Foi como se, para ele, a foto indesejada e as mensagens sobre tolerância jamais tivessem existido, o que é impossível em tempos de “Nossa Senhora do print”. Em todo caso, o incêndio foi debelado e, contando com a memória curta do brasileiro, os convites para palestras continuam chegando.
Luiz Felipe Pondé não precisaria se preocupar com isto. Diferentemente de Karnal, que é sempre um “crítico a favor”, Pondé se especializou em ser politicamente incorreto. É o “outsider” do grupo, o “enfant terrible” da turma, o “bad boy” da filosofia para preguiçosos, enfim, é um intelectual Nutella sabor chocolate meio amargo.
Pondé é cínico, Pondé não acredita na bondade humana, Pondé ri das utopias de esquerda, Pondé desdenha de autoridades intelectuais e verdades estabelecidas, Pondé admite que é elite, Pondé não quer salvar o mundo, Pondé deixa claro que só quer nosso dinheiro, Pondé desdenha da “sede de conhecimento” de seu público, Pondé não tem medo de elogiar Olavo de Carvalho, Pondé denuncia as patrulhas ideológicas nas universidades, Pondé fuma charutos cubanos, Pondé usa camisetas da finada União Soviética só de sacanagem.
É fácil encontrar vídeos de debates onde Pondé ironiza as convenientes posições politicamente corretas dos colegas de quarteto. Alguns são verdadeiros nocautes. Vê-lo calar seus colegas tagarelas é impagável. Por tudo isto, Pondé é o mais divertido da trupe.
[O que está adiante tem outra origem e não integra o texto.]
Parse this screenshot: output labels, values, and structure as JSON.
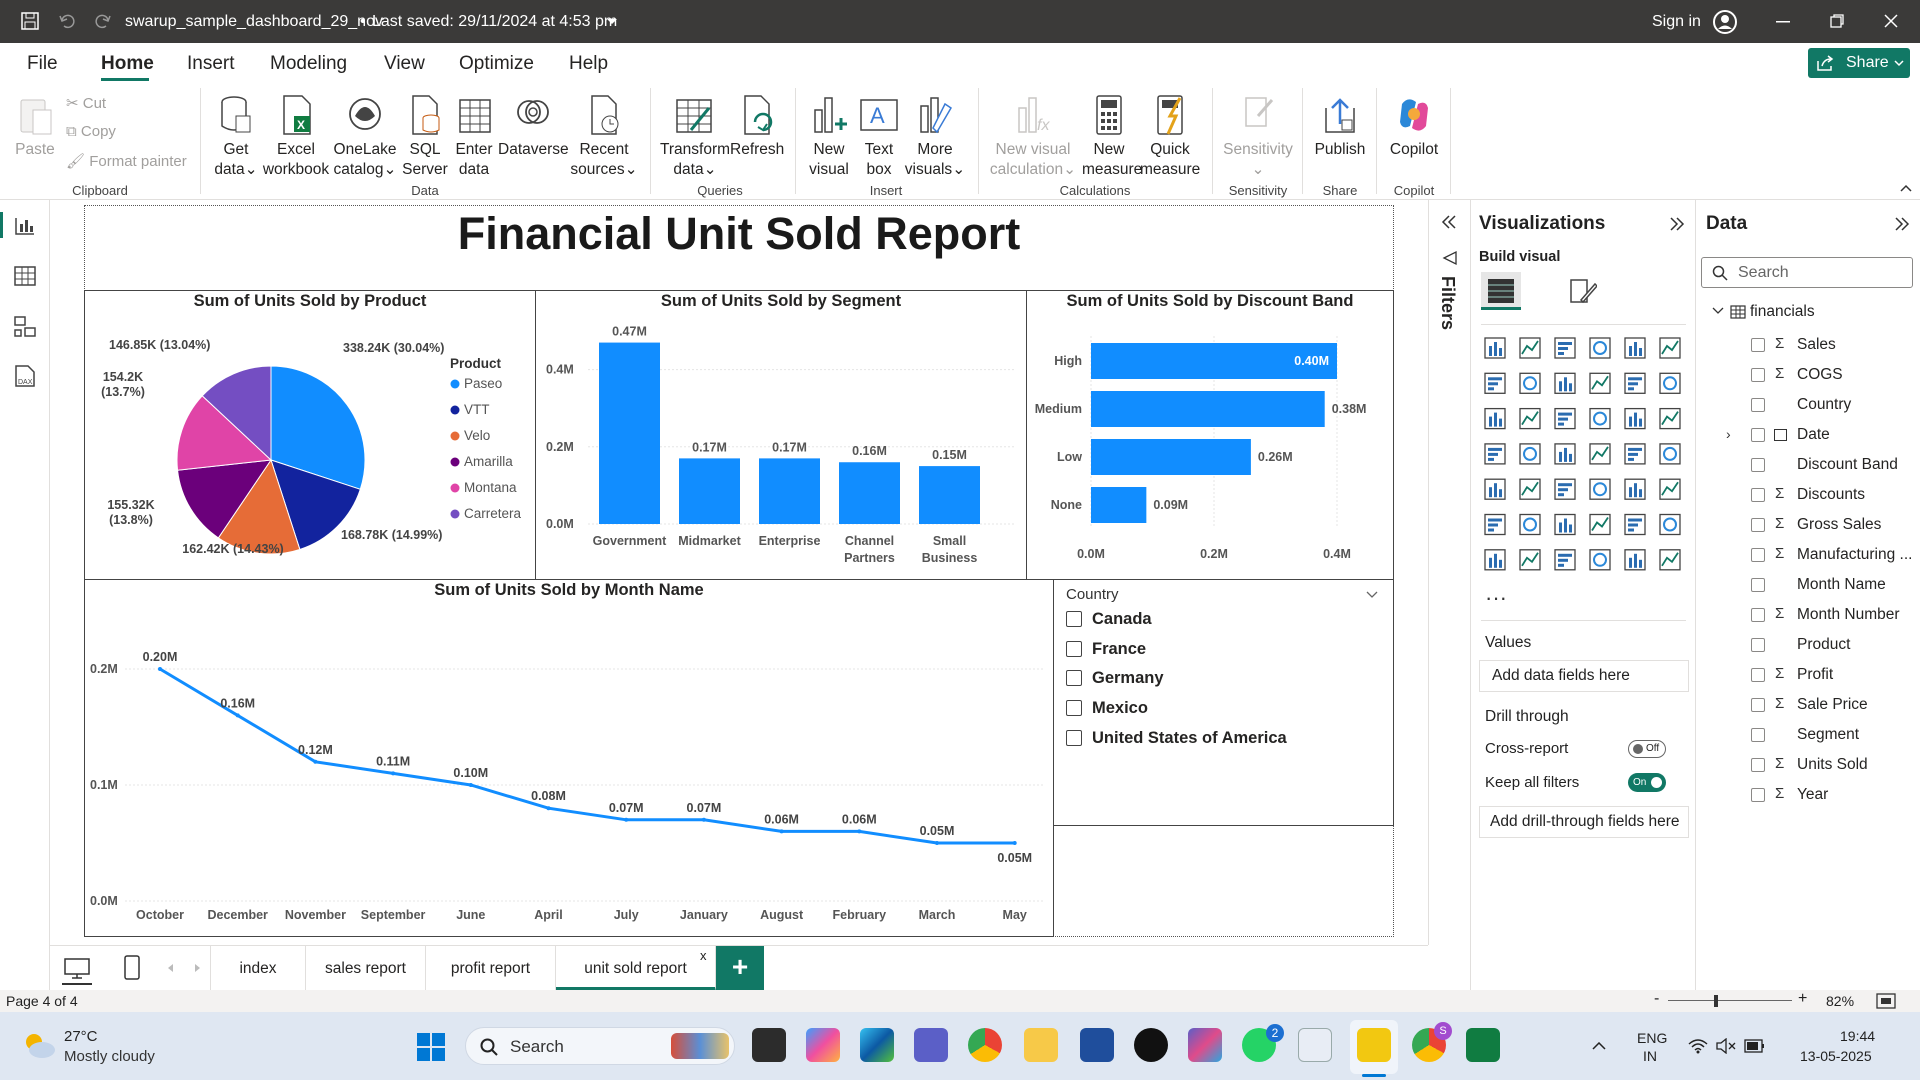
{
  "titlebar": {
    "file_title": "swarup_sample_dashboard_29_nov",
    "saved": "Last saved: 29/11/2024 at 4:53 pm",
    "sign_in": "Sign in"
  },
  "menu": [
    "File",
    "Home",
    "Insert",
    "Modeling",
    "View",
    "Optimize",
    "Help"
  ],
  "share_label": "Share",
  "ribbon": {
    "clipboard": {
      "paste": "Paste",
      "cut": "Cut",
      "copy": "Copy",
      "format_painter": "Format painter",
      "group": "Clipboard"
    },
    "data": {
      "get_data": [
        "Get",
        "data"
      ],
      "excel": [
        "Excel",
        "workbook"
      ],
      "onelake": [
        "OneLake",
        "catalog"
      ],
      "sql": [
        "SQL",
        "Server"
      ],
      "enter": [
        "Enter",
        "data"
      ],
      "dataverse": "Dataverse",
      "recent": [
        "Recent",
        "sources"
      ],
      "group": "Data"
    },
    "queries": {
      "transform": [
        "Transform",
        "data"
      ],
      "refresh": "Refresh",
      "group": "Queries"
    },
    "insert": {
      "new_visual": [
        "New",
        "visual"
      ],
      "text_box": [
        "Text",
        "box"
      ],
      "more_visuals": [
        "More",
        "visuals"
      ],
      "group": "Insert"
    },
    "calculations": {
      "new_visual_calc": [
        "New visual",
        "calculation"
      ],
      "new_measure": [
        "New",
        "measure"
      ],
      "quick_measure": [
        "Quick",
        "measure"
      ],
      "group": "Calculations"
    },
    "sensitivity": {
      "label": "Sensitivity",
      "group": "Sensitivity"
    },
    "share": {
      "publish": "Publish",
      "group": "Share"
    },
    "copilot": {
      "label": "Copilot",
      "group": "Copilot"
    }
  },
  "report_title": "Financial Unit Sold Report",
  "pie": {
    "title": "Sum of Units Sold by Product",
    "legend_title": "Product",
    "slices": [
      {
        "name": "Paseo",
        "value": 338.24,
        "label": "338.24K (30.04%)",
        "color": "#118dff"
      },
      {
        "name": "VTT",
        "value": 168.78,
        "label": "168.78K (14.99%)",
        "color": "#12239e"
      },
      {
        "name": "Velo",
        "value": 162.42,
        "label": "162.42K (14.43%)",
        "color": "#e66c37"
      },
      {
        "name": "Amarilla",
        "value": 155.32,
        "label": "155.32K (13.8%)",
        "color": "#6b007b"
      },
      {
        "name": "Montana",
        "value": 154.2,
        "label": "154.2K (13.7%)",
        "color": "#e044a7"
      },
      {
        "name": "Carretera",
        "value": 146.85,
        "label": "146.85K (13.04%)",
        "color": "#744ec2"
      }
    ]
  },
  "chart_data": [
    {
      "type": "bar",
      "title": "Sum of Units Sold by Segment",
      "categories": [
        "Government",
        "Midmarket",
        "Enterprise",
        "Channel Partners",
        "Small Business"
      ],
      "values": [
        0.47,
        0.17,
        0.17,
        0.16,
        0.15
      ],
      "labels": [
        "0.47M",
        "0.17M",
        "0.17M",
        "0.16M",
        "0.15M"
      ],
      "yticks": [
        "0.0M",
        "0.2M",
        "0.4M"
      ],
      "ylim": [
        0,
        0.5
      ]
    },
    {
      "type": "bar",
      "orientation": "horizontal",
      "title": "Sum of Units Sold by Discount Band",
      "categories": [
        "High",
        "Medium",
        "Low",
        "None"
      ],
      "values": [
        0.4,
        0.38,
        0.26,
        0.09
      ],
      "labels": [
        "0.40M",
        "0.38M",
        "0.26M",
        "0.09M"
      ],
      "xticks": [
        "0.0M",
        "0.2M",
        "0.4M"
      ],
      "xlim": [
        0,
        0.4
      ]
    },
    {
      "type": "line",
      "title": "Sum of Units Sold by Month Name",
      "categories": [
        "October",
        "December",
        "November",
        "September",
        "June",
        "April",
        "July",
        "January",
        "August",
        "February",
        "March",
        "May"
      ],
      "values": [
        0.2,
        0.16,
        0.12,
        0.11,
        0.1,
        0.08,
        0.07,
        0.07,
        0.06,
        0.06,
        0.05,
        0.05
      ],
      "labels": [
        "0.20M",
        "0.16M",
        "0.12M",
        "0.11M",
        "0.10M",
        "0.08M",
        "0.07M",
        "0.07M",
        "0.06M",
        "0.06M",
        "0.05M",
        "0.05M"
      ],
      "yticks": [
        "0.0M",
        "0.1M",
        "0.2M"
      ],
      "ylim": [
        0,
        0.2
      ]
    }
  ],
  "slicer": {
    "title": "Country",
    "items": [
      "Canada",
      "France",
      "Germany",
      "Mexico",
      "United States of America"
    ]
  },
  "filters_label": "Filters",
  "visualizations": {
    "title": "Visualizations",
    "build": "Build visual",
    "values": "Values",
    "add_data": "Add data fields here",
    "drill": "Drill through",
    "cross": "Cross-report",
    "cross_state": "Off",
    "keep": "Keep all filters",
    "keep_state": "On",
    "add_drill": "Add drill-through fields here"
  },
  "data_pane": {
    "title": "Data",
    "search": "Search",
    "table": "financials",
    "fields": [
      {
        "name": "Sales",
        "sigma": true
      },
      {
        "name": "COGS",
        "sigma": true
      },
      {
        "name": "Country",
        "sigma": false
      },
      {
        "name": "Date",
        "sigma": false,
        "date": true
      },
      {
        "name": "Discount Band",
        "sigma": false
      },
      {
        "name": "Discounts",
        "sigma": true
      },
      {
        "name": "Gross Sales",
        "sigma": true
      },
      {
        "name": "Manufacturing ...",
        "sigma": true
      },
      {
        "name": "Month Name",
        "sigma": false
      },
      {
        "name": "Month Number",
        "sigma": true
      },
      {
        "name": "Product",
        "sigma": false
      },
      {
        "name": "Profit",
        "sigma": true
      },
      {
        "name": "Sale Price",
        "sigma": true
      },
      {
        "name": "Segment",
        "sigma": false
      },
      {
        "name": "Units Sold",
        "sigma": true
      },
      {
        "name": "Year",
        "sigma": true
      }
    ]
  },
  "tabs": [
    "index",
    "sales report",
    "profit report",
    "unit sold report"
  ],
  "status": {
    "page": "Page 4 of 4",
    "zoom": "82%"
  },
  "taskbar": {
    "temp": "27°C",
    "weather": "Mostly cloudy",
    "search": "Search",
    "lang1": "ENG",
    "lang2": "IN",
    "time": "19:44",
    "date": "13-05-2025",
    "badge_teams": "2",
    "badge_chrome": "S"
  }
}
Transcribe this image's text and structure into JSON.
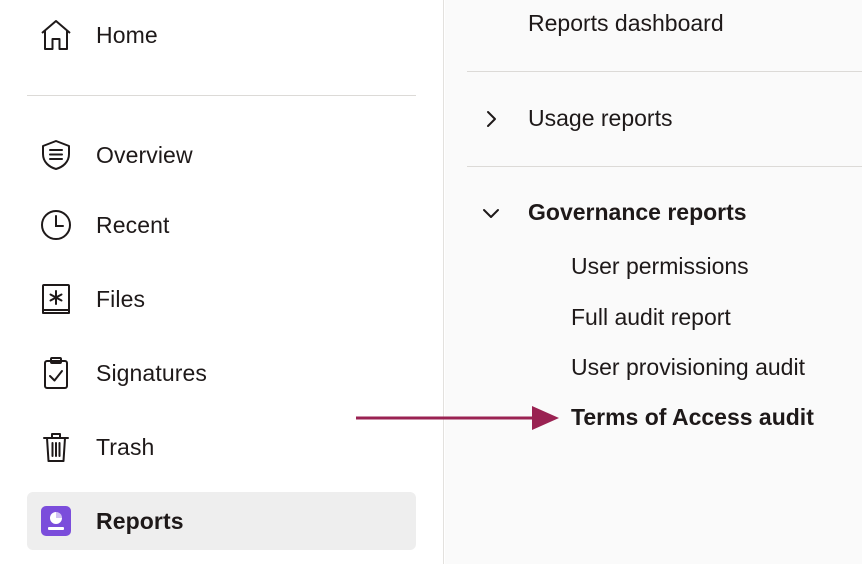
{
  "sidebar": {
    "items": [
      {
        "label": "Home",
        "icon": "home-icon"
      },
      {
        "label": "Overview",
        "icon": "shield-list-icon"
      },
      {
        "label": "Recent",
        "icon": "clock-icon"
      },
      {
        "label": "Files",
        "icon": "files-icon"
      },
      {
        "label": "Signatures",
        "icon": "clipboard-check-icon"
      },
      {
        "label": "Trash",
        "icon": "trash-icon"
      },
      {
        "label": "Reports",
        "icon": "reports-icon",
        "active": true
      }
    ]
  },
  "reports_panel": {
    "dashboard_label": "Reports dashboard",
    "usage_label": "Usage reports",
    "governance_label": "Governance reports",
    "governance_items": [
      {
        "label": "User permissions"
      },
      {
        "label": "Full audit report"
      },
      {
        "label": "User provisioning audit"
      },
      {
        "label": "Terms of Access audit",
        "highlighted": true
      }
    ]
  },
  "colors": {
    "reports_icon_bg": "#7b4ddb",
    "arrow": "#9a2252",
    "active_bg": "#eeeeee",
    "panel_bg": "#fafafa"
  }
}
É claro que manter a criatividade ao mesmo tempo em que se multiplica a produtividade para atender ao mercado é difícil. Seus livros e vídeos, antes divertidamente iconoclastas, se tornaram repetitivos. Mas, convenhamos, isso acontece com tudo que se torna marca.
Se é verdade que “a inteligência não é uma qualidade individual, mas um fenômeno coletivo, nacional, intermitente” a pergunta que fica é: vivemos mesmo em uma era de declínio cultural ou o que acontece é que a cultura se transformou em produto pop e a verdadeira erudição está escondida sob montanhas de dados irrelevantes?
Não creio que seja possível responder com certeza a essa indagação, mas admito que prefiro intelectuais Nutella bem embalados e vendidos a preços acessíveis do que intelectuais engajados querendo salvar a humanidade ao custo de banhos de sangue.
Mas esqueçam! Quem sou eu para opinar? Não passo do “vice-treco do subtroço”. E ao admitir isso antecipei o argumento de todos que pretendiam me xingar nos comentários.
(*) Ademir Luiz é doutor em História e pós-doutor em Poéticas Visuais e Processos de Criação.